Honeywell sent CBS 6 this statement Saturday:
"Honeywell strives for excellence in health, safety and the environment at all its facilities. The Hopewell facility operates under state and federal regulations and permits designed to protect human health and the environment and the plant has active programs to reduce its environmental impact. In the past five years, Honeywell has invested more than $170 million in its Hopewell plant, including projects that directly support health, safety and the environment. This includes a $66 million environmental control project that will improve emissions systems. This project, which will continue through 2018, will reduce NOx emissions from the site by roughly 80 percent annually."

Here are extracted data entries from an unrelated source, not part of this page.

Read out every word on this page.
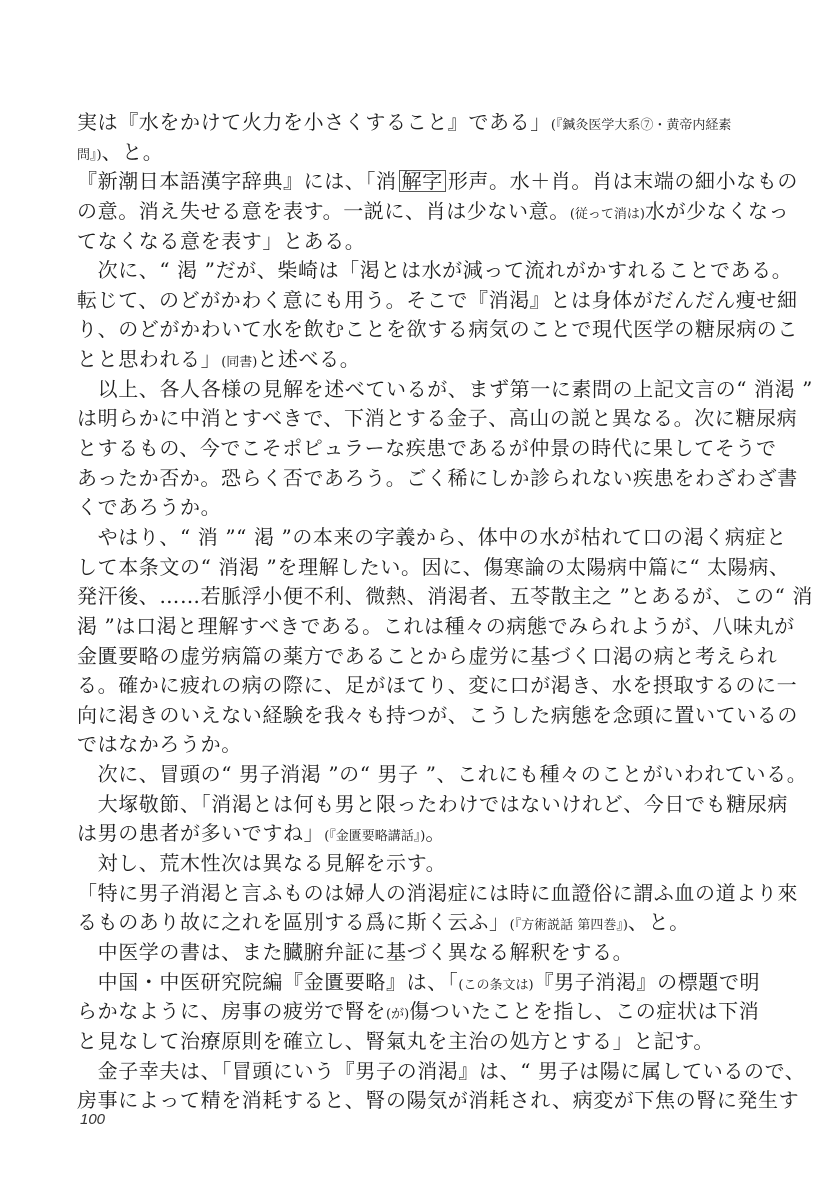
実は『水をかけて火力を小さくすること』である」(『鍼灸医学大系⑦・黄帝内経素
問』)、と。
『新潮日本語漢字辞典』には、「消 解字 形声。水＋肖。肖は末端の細小なもの
の意。消え失せる意を表す。一説に、肖は少ない意。(従って消は)水が少なくなっ
てなくなる意を表す」とある。
　次に、“ 渇 ”だが、柴崎は「渇とは水が減って流れがかすれることである。
転じて、のどがかわく意にも用う。そこで『消渇』とは身体がだんだん痩せ細
り、のどがかわいて水を飲むことを欲する病気のことで現代医学の糖尿病のこ
とと思われる」(同書)と述べる。
　以上、各人各様の見解を述べているが、まず第一に素問の上記文言の“ 消渇 ”
は明らかに中消とすべきで、下消とする金子、高山の説と異なる。次に糖尿病
とするもの、今でこそポピュラーな疾患であるが仲景の時代に果してそうで
あったか否か。恐らく否であろう。ごく稀にしか診られない疾患をわざわざ書
くであろうか。
　やはり、“ 消 ”“ 渇 ”の本来の字義から、体中の水が枯れて口の渇く病症と
して本条文の“ 消渇 ”を理解したい。因に、傷寒論の太陽病中篇に“ 太陽病、
発汗後、……若脈浮小便不利、微熱、消渇者、五苓散主之 ”とあるが、この“ 消
渇 ”は口渇と理解すべきである。これは種々の病態でみられようが、八味丸が
金匱要略の虚労病篇の薬方であることから虚労に基づく口渇の病と考えられ
る。確かに疲れの病の際に、足がほてり、変に口が渇き、水を摂取するのに一
向に渇きのいえない経験を我々も持つが、こうした病態を念頭に置いているの
ではなかろうか。
　次に、冒頭の“ 男子消渇 ”の“ 男子 ”、これにも種々のことがいわれている。
　大塚敬節、「消渇とは何も男と限ったわけではないけれど、今日でも糖尿病
は男の患者が多いですね」(『金匱要略講話』)。
　対し、荒木性次は異なる見解を示す。
「特に男子消渇と言ふものは婦人の消渇症には時に血證俗に謂ふ血の道より來
るものあり故に之れを區別する爲に斯く云ふ」(『方術説話 第四巻』)、と。
　中医学の書は、また臓腑弁証に基づく異なる解釈をする。
　中国・中医研究院編『金匱要略』は、「(この条文は)『男子消渇』の標題で明
らかなように、房事の疲労で腎を(が)傷ついたことを指し、この症状は下消
と見なして治療原則を確立し、腎氣丸を主治の処方とする」と記す。
　金子幸夫は、「冒頭にいう『男子の消渇』は、“ 男子は陽に属しているので、
房事によって精を消耗すると、腎の陽気が消耗され、病変が下焦の腎に発生す
100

Editor's note: NOx is a generic term for the mono-nitrogen oxides NO and NO2 (nitric oxide and nitrogen dioxide).
In Chesterfield County, Dominion Virginia Power's Chesterfield plant in Chester ranks fourth worst in Virginia.
"I have kids and grand-kids who live around here -- it is scary," said Donna Clark, who lives near the power plant.
But Clark also said that the plant is a source of many jobs in the area.
"A lot of incomes...lots of people who live around here work here," Clark said.
Dominion sent CBS 6 this statement Saturday:
"This is an annual report. We are required to file the information with the Department of Environmental Quality and the Environmental Protection Agency. It is done so the public can be aware of the types of materials that are emitted at our power stations. The information is reported by us and it’s also available on our website. We support this program (Toxic Release Inventory) because the public has a right to know what we are emitting. The public also needs to be aware that over the course of a year, none the of these chemicals are emitted at levels determined to be harmful to human health. Those regulations have been established to protect human health and we are in compliance with those regulations. During the past decade Dominion has spent more than $1-billion in environmental controls to reduce our emissions."
Glen Besa with the Sierra Club told CBS 6, "I think one of the big concerns we have is the overall ten percent increase in toxic emissions."
"In the short term this could result in respiratory irritation so you might have trouble breathing," Besa added.
Besa says his organization is planning on issueing their own report soon highlighting toxic issues.